Kyari also featherbedded telecoms giant MTN when the NCC slammed it with a N330-billion fine in 2016. And for his effort, Sahara Reporters said, he got N500 million.
Kyari denied it. So did MTN. The midwife of the back-door negotiation, Amina Oyagbola, however, got the boot from the South African company.
So far, the biggest beneficiary of Kyari’s wire-pulling, critics of the administration believe, is Sen. President Bukola Saraki.
There has been a high-level horse-trading between the Senate president and the CoS.
Magu is the bargaining chip. And the trade-off was the EFCC boss’ confirmation by Saraki’s Senate. Both appear to have mutual hatred for Magu who, some think, has personalised Buhari’s anti-corruption fight. There’s a pact Kyari reportedly made with Saraki—to ensure Magu never gets there—and the Senate president, enmeshed in many corruption allegations, will, in turn, weasel out of them all. Starting off with no fewer than six allegations hanging around his neck in 2015, Saraki is now demystifying the anti-corruption war—one at a time. The CCT has dismissed the false asset declaration suit against him. Other allegations have not even stuck.
More wins will soon follow—thanks to Kyari.
Apparently, the duo will be awesome working together, scratching each other’s back. Especially now that information about Buhari’s health is power. And it seems they won’t mind bending the rule, no matter what.
In a sense, they have already violated the Public Service Rule. Skirting the 1999 Constitution won’t be much trouble for them. And they don’t give a damn about the national security fall-out their intrigue can spin off.
Where processes matter, the PSR has spelled all out everything in easy pieces. All their monkey business is not about any grey zone in the cookbooks.
“The applicable PSR 070316 stipulates that the maximum aggregate sick leave which can be allowed an officer, who is not hospitalized, during any period of 12 months, shall be 42 calendar days,” a national security scholar, Ayokunle Fagbemi, said in a press release during the week. But the CoS has made the president spend thrice that number this year at the Nigeria House in London. And nobody knows how many days the 74-year-old has to go—or how he fares.
The clannishness can only spark up wild guesses. “It is possible that President Buhari is being held by his handlers against his will,” said Dawodu.
Don’t blame him.
According to Section 070318 of the PSR: “Sick leave for a period up to three months in the first instance may be allowed on the certificate of an approved HealthCare Provider to an officer who is hospitalized.

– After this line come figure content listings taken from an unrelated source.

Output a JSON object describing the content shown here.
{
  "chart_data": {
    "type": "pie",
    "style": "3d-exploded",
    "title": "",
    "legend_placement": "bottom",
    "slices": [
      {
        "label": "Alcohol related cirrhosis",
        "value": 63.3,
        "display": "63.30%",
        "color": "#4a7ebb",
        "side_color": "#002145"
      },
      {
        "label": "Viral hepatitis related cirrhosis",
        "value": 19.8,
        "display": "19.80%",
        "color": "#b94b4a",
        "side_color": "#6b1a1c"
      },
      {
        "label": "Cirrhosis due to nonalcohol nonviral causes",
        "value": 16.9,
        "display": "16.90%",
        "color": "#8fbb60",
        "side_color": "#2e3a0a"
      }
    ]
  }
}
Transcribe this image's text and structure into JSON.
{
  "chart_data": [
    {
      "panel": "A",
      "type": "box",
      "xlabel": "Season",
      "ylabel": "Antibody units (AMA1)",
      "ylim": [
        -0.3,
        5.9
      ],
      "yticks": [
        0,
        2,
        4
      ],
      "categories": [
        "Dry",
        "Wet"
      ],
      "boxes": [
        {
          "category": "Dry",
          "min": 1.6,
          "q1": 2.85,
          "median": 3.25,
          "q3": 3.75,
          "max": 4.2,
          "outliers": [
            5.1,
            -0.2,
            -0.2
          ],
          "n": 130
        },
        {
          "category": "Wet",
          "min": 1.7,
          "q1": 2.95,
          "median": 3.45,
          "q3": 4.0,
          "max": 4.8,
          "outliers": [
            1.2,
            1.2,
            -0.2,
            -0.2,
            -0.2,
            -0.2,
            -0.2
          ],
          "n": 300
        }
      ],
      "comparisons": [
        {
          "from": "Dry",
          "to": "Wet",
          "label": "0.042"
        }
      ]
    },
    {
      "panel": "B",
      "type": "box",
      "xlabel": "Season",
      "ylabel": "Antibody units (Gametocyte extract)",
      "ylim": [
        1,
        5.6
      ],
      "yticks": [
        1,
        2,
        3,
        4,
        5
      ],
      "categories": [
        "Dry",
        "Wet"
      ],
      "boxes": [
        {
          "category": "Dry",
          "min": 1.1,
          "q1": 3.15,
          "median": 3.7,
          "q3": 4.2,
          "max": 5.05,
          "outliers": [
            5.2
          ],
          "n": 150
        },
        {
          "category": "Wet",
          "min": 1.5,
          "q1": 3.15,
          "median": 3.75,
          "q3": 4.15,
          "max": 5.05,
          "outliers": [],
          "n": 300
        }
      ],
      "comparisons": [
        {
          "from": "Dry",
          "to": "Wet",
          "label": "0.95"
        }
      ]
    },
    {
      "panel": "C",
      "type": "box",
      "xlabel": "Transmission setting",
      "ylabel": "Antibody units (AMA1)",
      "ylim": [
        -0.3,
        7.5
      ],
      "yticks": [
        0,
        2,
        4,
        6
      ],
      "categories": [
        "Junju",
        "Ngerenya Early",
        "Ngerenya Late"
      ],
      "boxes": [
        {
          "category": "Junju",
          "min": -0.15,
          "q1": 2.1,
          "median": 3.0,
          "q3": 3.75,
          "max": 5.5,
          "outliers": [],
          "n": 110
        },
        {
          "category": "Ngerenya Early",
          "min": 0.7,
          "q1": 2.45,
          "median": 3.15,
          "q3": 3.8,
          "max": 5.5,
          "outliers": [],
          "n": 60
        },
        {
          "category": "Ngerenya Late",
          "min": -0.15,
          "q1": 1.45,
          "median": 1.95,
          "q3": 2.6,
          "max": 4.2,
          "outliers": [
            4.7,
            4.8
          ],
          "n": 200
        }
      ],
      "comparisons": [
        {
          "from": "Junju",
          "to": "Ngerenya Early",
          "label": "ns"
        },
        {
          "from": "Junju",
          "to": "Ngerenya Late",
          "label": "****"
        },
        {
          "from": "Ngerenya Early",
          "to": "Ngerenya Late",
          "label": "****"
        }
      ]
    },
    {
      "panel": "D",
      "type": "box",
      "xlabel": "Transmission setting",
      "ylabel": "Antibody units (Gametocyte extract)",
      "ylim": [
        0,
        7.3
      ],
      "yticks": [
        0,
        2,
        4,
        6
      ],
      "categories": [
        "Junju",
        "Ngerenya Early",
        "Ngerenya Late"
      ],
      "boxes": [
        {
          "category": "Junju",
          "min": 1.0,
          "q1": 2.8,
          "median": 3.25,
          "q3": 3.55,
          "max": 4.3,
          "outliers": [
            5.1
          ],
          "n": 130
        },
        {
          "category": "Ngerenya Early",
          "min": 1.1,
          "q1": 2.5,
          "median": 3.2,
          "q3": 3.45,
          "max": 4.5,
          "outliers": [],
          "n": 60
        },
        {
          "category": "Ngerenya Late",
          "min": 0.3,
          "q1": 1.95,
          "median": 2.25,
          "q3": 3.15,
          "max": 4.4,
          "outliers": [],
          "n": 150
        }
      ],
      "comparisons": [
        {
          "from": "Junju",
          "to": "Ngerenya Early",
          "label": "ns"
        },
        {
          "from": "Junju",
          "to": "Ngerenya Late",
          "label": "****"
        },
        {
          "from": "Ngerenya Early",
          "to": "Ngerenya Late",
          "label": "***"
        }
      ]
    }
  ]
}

“If at the end of that period the officer is still hospitalized, his Permanent Secretary/Head of Extra-Ministerial Office must make an arrangement for him to be examined by a Medical Board with a view to ascertaining whether he should be invalidated from the service or allowed further paid sick leave,” the section concludes.
From here, the Senate president, naturally, has got reason to come in.
But Saraki is already a part of the wheeling-dealing. And this kind of deal thrives in an information blackout. Aside from helping to keep things as they are, the darkness is good for making the phantom of a very sick Buhari haunt Osinbajo acting as president. So Kyari can pass off more of his memos as Buhari’s, and keep Magu on a short leash—for Saraki.
As Dawodu, Fagbemi, and other Nigerians begin to agitate, it’s likely this intrigue won’t last. Many have already seen through the CoS and his political ally.
According to the scholar, it’s a shame. And these men are just ridiculing the old sick man of Aso Rock—by keeping him in power he no longer needs.
History has only repeated itself, though not exactly like the late President Umar Yar’ Adua’s who died in power in 2010.
Buhari’s seems a tear-jacking epilogue of the pulsating story of a tough old cookie who once thought he belonged to nobody.
Now he finds himself writhing in the vice-like grip of his men who can do anything to hog power.